O’Shaughnessy said some soldiers would be armed although it was unclear who, beyond U.S. military police, might need those weapons. U.S. officials have stressed that the troops would not police the border and instead carry out support roles like building tents and barricades, and flying U.S. customs personnel to locations along the border.

Trump railed against illegal immigration to win the 2016 U.S. presidential election and has seized on the caravan of Central American migrants at campaign rallies in the run-up to next week’s vote, firing up support for his Republican Party.

Trump said the United States would build “tent cities” to house migrants seeking asylum, rather than releasing them while they await court decisions.

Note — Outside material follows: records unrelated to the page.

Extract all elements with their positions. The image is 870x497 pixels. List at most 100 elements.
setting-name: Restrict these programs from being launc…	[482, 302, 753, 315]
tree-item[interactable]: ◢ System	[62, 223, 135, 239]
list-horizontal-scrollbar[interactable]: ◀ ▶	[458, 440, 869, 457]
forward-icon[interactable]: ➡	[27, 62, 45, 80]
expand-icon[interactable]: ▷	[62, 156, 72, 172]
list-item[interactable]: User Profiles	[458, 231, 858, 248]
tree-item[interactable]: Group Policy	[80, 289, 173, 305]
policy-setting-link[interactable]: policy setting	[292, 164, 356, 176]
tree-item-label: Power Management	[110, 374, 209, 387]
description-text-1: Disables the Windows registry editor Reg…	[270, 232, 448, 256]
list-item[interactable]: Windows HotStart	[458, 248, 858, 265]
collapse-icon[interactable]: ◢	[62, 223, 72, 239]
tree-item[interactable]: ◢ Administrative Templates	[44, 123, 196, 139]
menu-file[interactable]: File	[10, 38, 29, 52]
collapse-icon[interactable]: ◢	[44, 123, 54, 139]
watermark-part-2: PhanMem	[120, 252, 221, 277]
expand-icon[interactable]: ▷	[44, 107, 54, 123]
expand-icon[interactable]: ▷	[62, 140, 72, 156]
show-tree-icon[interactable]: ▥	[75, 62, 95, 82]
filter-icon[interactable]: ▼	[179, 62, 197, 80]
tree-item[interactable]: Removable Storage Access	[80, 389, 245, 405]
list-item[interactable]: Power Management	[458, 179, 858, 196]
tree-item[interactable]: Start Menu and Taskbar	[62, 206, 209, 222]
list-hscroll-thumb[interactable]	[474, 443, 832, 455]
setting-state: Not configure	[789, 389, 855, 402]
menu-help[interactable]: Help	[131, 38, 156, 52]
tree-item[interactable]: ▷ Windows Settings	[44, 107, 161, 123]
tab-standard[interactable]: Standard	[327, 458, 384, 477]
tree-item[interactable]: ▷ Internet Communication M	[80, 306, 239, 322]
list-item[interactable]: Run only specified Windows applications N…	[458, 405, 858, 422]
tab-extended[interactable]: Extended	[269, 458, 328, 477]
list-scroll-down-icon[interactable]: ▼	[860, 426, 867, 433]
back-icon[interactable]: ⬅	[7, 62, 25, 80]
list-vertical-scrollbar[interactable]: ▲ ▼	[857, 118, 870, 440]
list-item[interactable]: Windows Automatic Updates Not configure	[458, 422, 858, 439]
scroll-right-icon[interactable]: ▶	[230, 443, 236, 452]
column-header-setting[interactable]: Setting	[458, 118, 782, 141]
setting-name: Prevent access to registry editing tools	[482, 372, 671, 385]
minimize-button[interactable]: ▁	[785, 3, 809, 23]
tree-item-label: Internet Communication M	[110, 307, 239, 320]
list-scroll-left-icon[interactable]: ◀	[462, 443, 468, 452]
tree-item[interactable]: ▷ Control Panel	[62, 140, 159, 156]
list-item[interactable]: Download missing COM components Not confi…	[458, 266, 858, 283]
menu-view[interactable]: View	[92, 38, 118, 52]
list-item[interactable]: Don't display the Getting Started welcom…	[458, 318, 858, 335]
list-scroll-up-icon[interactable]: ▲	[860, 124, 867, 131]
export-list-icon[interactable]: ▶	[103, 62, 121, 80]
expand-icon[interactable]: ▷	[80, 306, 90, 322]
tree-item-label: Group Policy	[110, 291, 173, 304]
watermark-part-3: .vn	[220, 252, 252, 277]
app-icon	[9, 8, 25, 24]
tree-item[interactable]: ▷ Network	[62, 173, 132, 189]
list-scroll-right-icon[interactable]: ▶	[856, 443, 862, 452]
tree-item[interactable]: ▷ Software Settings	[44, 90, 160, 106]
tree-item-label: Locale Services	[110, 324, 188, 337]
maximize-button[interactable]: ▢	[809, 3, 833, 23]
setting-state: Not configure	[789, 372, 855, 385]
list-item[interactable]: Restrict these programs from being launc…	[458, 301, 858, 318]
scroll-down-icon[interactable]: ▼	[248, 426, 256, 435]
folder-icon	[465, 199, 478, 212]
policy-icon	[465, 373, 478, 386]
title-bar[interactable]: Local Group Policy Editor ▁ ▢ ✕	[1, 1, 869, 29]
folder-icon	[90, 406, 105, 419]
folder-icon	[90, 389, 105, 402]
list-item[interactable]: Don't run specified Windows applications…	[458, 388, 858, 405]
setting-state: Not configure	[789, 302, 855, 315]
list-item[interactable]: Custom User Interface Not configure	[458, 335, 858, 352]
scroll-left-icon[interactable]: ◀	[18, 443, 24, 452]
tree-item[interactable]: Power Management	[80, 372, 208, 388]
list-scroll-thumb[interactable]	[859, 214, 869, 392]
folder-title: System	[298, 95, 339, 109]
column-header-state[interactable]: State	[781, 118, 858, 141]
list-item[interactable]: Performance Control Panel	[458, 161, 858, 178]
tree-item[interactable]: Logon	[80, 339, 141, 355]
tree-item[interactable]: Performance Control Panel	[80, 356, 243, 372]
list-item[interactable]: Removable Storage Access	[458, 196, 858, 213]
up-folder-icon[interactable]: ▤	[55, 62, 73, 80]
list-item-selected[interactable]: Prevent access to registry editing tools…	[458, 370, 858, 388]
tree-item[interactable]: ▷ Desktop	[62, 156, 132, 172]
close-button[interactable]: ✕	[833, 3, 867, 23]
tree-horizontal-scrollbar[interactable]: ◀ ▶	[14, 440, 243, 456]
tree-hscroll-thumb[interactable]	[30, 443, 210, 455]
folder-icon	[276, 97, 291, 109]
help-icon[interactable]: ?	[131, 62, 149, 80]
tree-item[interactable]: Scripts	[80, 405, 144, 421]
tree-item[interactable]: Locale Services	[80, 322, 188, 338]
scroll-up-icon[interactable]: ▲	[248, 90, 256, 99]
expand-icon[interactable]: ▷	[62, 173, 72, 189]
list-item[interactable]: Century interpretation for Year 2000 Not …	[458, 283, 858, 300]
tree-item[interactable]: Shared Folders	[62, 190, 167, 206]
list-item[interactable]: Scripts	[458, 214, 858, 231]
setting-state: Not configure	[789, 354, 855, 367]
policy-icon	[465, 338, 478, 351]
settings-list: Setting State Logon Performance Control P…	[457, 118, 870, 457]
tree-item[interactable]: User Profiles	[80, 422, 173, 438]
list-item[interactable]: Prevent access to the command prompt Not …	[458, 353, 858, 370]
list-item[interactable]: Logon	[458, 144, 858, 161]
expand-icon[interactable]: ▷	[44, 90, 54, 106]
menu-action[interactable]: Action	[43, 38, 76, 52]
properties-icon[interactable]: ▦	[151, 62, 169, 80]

“We’re going to put tents up all over the place. We’re not going to build structures and spend all of this, you know, hundreds of millions of dollars – we’re going to have tents,” he told Fox News in an interview.

Trump said detaining asylum seekers while their cases are being decided would discourage others from following suit.

ARMED SOLDIERS

If the Republicans lose control of the House of Representatives or the Senate, it could become much harder for Trump to pursue his policy agenda in his remaining two years in office.

According to a Pew Research Center survey conducted in late September and early October, 75 percent of Republican voters said illegal immigration is a very big problem, compared with 19 percent of Democratic voters.

Although Trump’s supporters in Congress praised the deployment of troops, the American Civil Liberties Union derided it as a political stunt.

“President Trump has chosen just before midterm elections to force the military into furthering his anti-immigrant agenda of fear and division,” said Shaw Drake, policy counsel for the American Civil Liberties Union Border Rights Center in El Paso, Texas.

Trump said on Twitter on Monday that the military would be waiting for the procession — suggesting a far more direct role in confronting the migrants than the Pentagon described.

“Many Gang Members and some very bad people are mixed into the Caravan heading to our Southern Border,” Trump tweeted.

“Please go back, you will not be admitted into the United States unless you go through the legal process. This is an invasion of our Country and our Military is waiting for you!” he added.

Trump administration officials have been discussing other options to address the caravan and a surge in border crossings, including having Trump use his authority under the Immigration and Nationality Act to declare certain migrants ineligible for asylum for national security reasons.

Officials said no decisions had been made.

Kevin McAleenan, the U.S. commissioner of Customs and Border Protection, said a group of approximately 3,500 immigrants were traveling through southern Mexico with the intent of reaching the U.S. border. A second caravan of about 3,000 people were at the Guatemala-Mexico border, McAleenan said.

At the same time, over the last three weeks, border agents have encountered nearly 1,900 people per day either crossing the border illegally or presenting themselves at ports of entry, with over half of them being children alone or parents and children traveling together, McAleenan said.

“We are already facing a border security and humanitarian crisis at our southwest border,” he said.

Some migrants have abandoned the journey, deterred by the hardships or the possibility instead of making a new life in Mexico. Others joined it in southern Mexico.

Trump’s decision to call in the military appears to be a departure from past practice, at least in recent years, in which such operations were carried out by National Guard forces — largely part-time military members who are often called upon to serve in response to domestic emergencies.

There are already 2,100 U.S. National Guard forces at the border, sent after a previous Trump request in April. The latest deployment would be in addition to those forces.

The decision to send active duty forces this time gives the Pentagon the ability to more rapidly mobilize greater capability than would be immediately available with the Guard, officials told Reuters.

But it also injects the military, which prides itself in being non-partisan, into a highly charged political issue just days ahead of an election.